うちの子のバージョンではみんなが彼ををいじめる、と言う。VとかMとかの名前を挙げてたので一応それを言うと、「Vはそんなことしませんよ」という。あれれ? そのほか、「やりたいことしかしない。そのかわり好きなことはすごく熱中するけどね。ただ、お友達とかに対してもそう。彼にとってほかの子っていうのは存在してないみたいなのよ。おたくの子はね、個人主義すぎるのよ。でもそれじゃ、いけないのよ。子供とはいえ社会との調和というのを学ばなくてはいけねいの。ええ、われわれは社会の中で生きてるのよ。」云々。
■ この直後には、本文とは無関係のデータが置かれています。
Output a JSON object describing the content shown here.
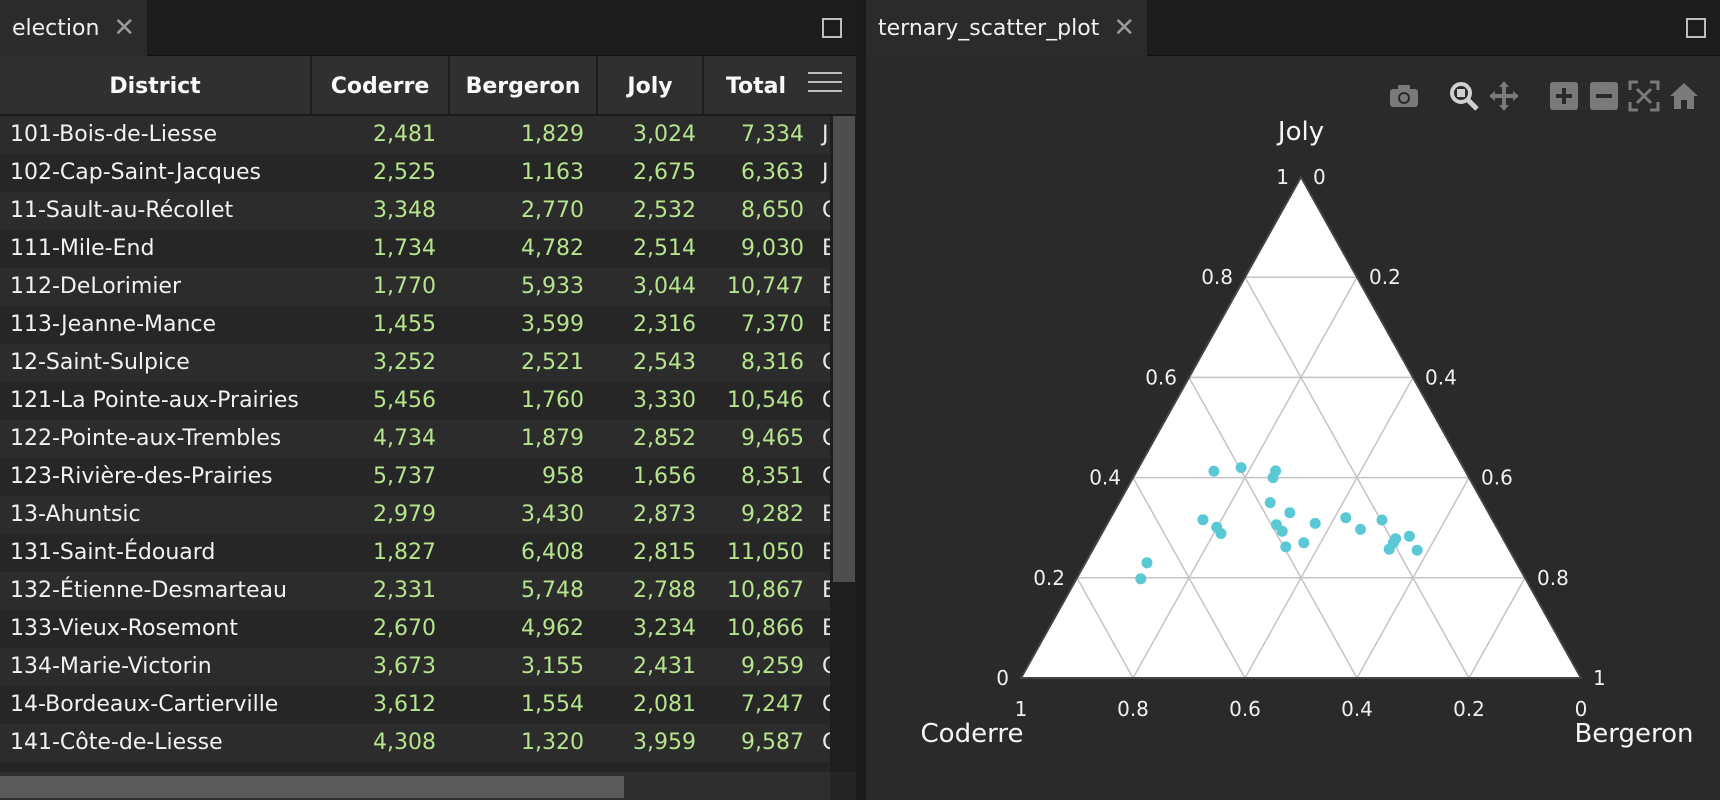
{
  "left_tab": {
    "title": "election",
    "close": "✕"
  },
  "right_tab": {
    "title": "ternary_scatter_plot",
    "close": "✕"
  },
  "table": {
    "columns": [
      "District",
      "Coderre",
      "Bergeron",
      "Joly",
      "Total"
    ],
    "rows": [
      [
        "101-Bois-de-Liesse",
        "2,481",
        "1,829",
        "3,024",
        "7,334",
        "J"
      ],
      [
        "102-Cap-Saint-Jacques",
        "2,525",
        "1,163",
        "2,675",
        "6,363",
        "J"
      ],
      [
        "11-Sault-au-Récollet",
        "3,348",
        "2,770",
        "2,532",
        "8,650",
        "C"
      ],
      [
        "111-Mile-End",
        "1,734",
        "4,782",
        "2,514",
        "9,030",
        "B"
      ],
      [
        "112-DeLorimier",
        "1,770",
        "5,933",
        "3,044",
        "10,747",
        "B"
      ],
      [
        "113-Jeanne-Mance",
        "1,455",
        "3,599",
        "2,316",
        "7,370",
        "B"
      ],
      [
        "12-Saint-Sulpice",
        "3,252",
        "2,521",
        "2,543",
        "8,316",
        "C"
      ],
      [
        "121-La Pointe-aux-Prairies",
        "5,456",
        "1,760",
        "3,330",
        "10,546",
        "C"
      ],
      [
        "122-Pointe-aux-Trembles",
        "4,734",
        "1,879",
        "2,852",
        "9,465",
        "C"
      ],
      [
        "123-Rivière-des-Prairies",
        "5,737",
        "958",
        "1,656",
        "8,351",
        "C"
      ],
      [
        "13-Ahuntsic",
        "2,979",
        "3,430",
        "2,873",
        "9,282",
        "B"
      ],
      [
        "131-Saint-Édouard",
        "1,827",
        "6,408",
        "2,815",
        "11,050",
        "B"
      ],
      [
        "132-Étienne-Desmarteau",
        "2,331",
        "5,748",
        "2,788",
        "10,867",
        "B"
      ],
      [
        "133-Vieux-Rosemont",
        "2,670",
        "4,962",
        "3,234",
        "10,866",
        "B"
      ],
      [
        "134-Marie-Victorin",
        "3,673",
        "3,155",
        "2,431",
        "9,259",
        "C"
      ],
      [
        "14-Bordeaux-Cartierville",
        "3,612",
        "1,554",
        "2,081",
        "7,247",
        "C"
      ],
      [
        "141-Côte-de-Liesse",
        "4,308",
        "1,320",
        "3,959",
        "9,587",
        "C"
      ]
    ]
  },
  "modebar": {
    "icons": [
      "camera-icon",
      "zoom-icon",
      "pan-icon",
      "zoom-in-icon",
      "zoom-out-icon",
      "autoscale-icon",
      "reset-axes-icon"
    ]
  },
  "colors": {
    "marker": "#5bc8d6",
    "triangle_bg": "#ffffff",
    "grid": "#c4c4c4",
    "number_text": "#b5e48c"
  },
  "chart_data": {
    "type": "scatter",
    "subtype": "ternary",
    "axes": {
      "a": "Joly",
      "b": "Coderre",
      "c": "Bergeron"
    },
    "tick_labels": [
      "0",
      "0.2",
      "0.4",
      "0.6",
      "0.8",
      "1"
    ],
    "grid": true,
    "points": [
      {
        "a": 0.412,
        "b": 0.338,
        "c": 0.249
      },
      {
        "a": 0.42,
        "b": 0.397,
        "c": 0.183
      },
      {
        "a": 0.293,
        "b": 0.387,
        "c": 0.32
      },
      {
        "a": 0.278,
        "b": 0.192,
        "c": 0.53
      },
      {
        "a": 0.283,
        "b": 0.165,
        "c": 0.552
      },
      {
        "a": 0.314,
        "b": 0.197,
        "c": 0.488
      },
      {
        "a": 0.306,
        "b": 0.391,
        "c": 0.303
      },
      {
        "a": 0.316,
        "b": 0.517,
        "c": 0.167
      },
      {
        "a": 0.301,
        "b": 0.5,
        "c": 0.199
      },
      {
        "a": 0.198,
        "b": 0.687,
        "c": 0.115
      },
      {
        "a": 0.31,
        "b": 0.321,
        "c": 0.37
      },
      {
        "a": 0.255,
        "b": 0.165,
        "c": 0.58
      },
      {
        "a": 0.257,
        "b": 0.214,
        "c": 0.529
      },
      {
        "a": 0.298,
        "b": 0.246,
        "c": 0.457
      },
      {
        "a": 0.263,
        "b": 0.397,
        "c": 0.341
      },
      {
        "a": 0.287,
        "b": 0.498,
        "c": 0.214
      },
      {
        "a": 0.413,
        "b": 0.449,
        "c": 0.138
      },
      {
        "a": 0.35,
        "b": 0.38,
        "c": 0.27
      },
      {
        "a": 0.33,
        "b": 0.355,
        "c": 0.315
      },
      {
        "a": 0.27,
        "b": 0.36,
        "c": 0.37
      },
      {
        "a": 0.23,
        "b": 0.66,
        "c": 0.11
      },
      {
        "a": 0.32,
        "b": 0.26,
        "c": 0.42
      },
      {
        "a": 0.4,
        "b": 0.35,
        "c": 0.25
      },
      {
        "a": 0.27,
        "b": 0.2,
        "c": 0.53
      }
    ]
  }
}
社会との調和だの協調性だのに厳しい日本でそれを言われるならまだしも、そんなのお構いなし!とまでいかなくとも、寛容に見えるフランスにいながらこう言われてしまうとは・・。しかし小さい頃はフランスの方がむしろ厳しいかも。今や日本は「個性を伸ばすためのびのびと」という方針のところが多いと聞く。いずれにしてもかなりこたえました。言われたことが何度も頭にこだましていた。私の仕事の都合で、預かってもらうことが多いということも担任は知っていて、「そちらの家族とか、あなたとか、パパとかそれぞれ、方針が違うのかもしれないわね。どれに照準を合わせたらいいのかわからないといったフシも見あたるけど。」ということも言っていた。これはまあ私もちょっと悩んでることではあるので、一理あるであろう。
というわけで、そのあと買い物をしながら、延々とお説教だ。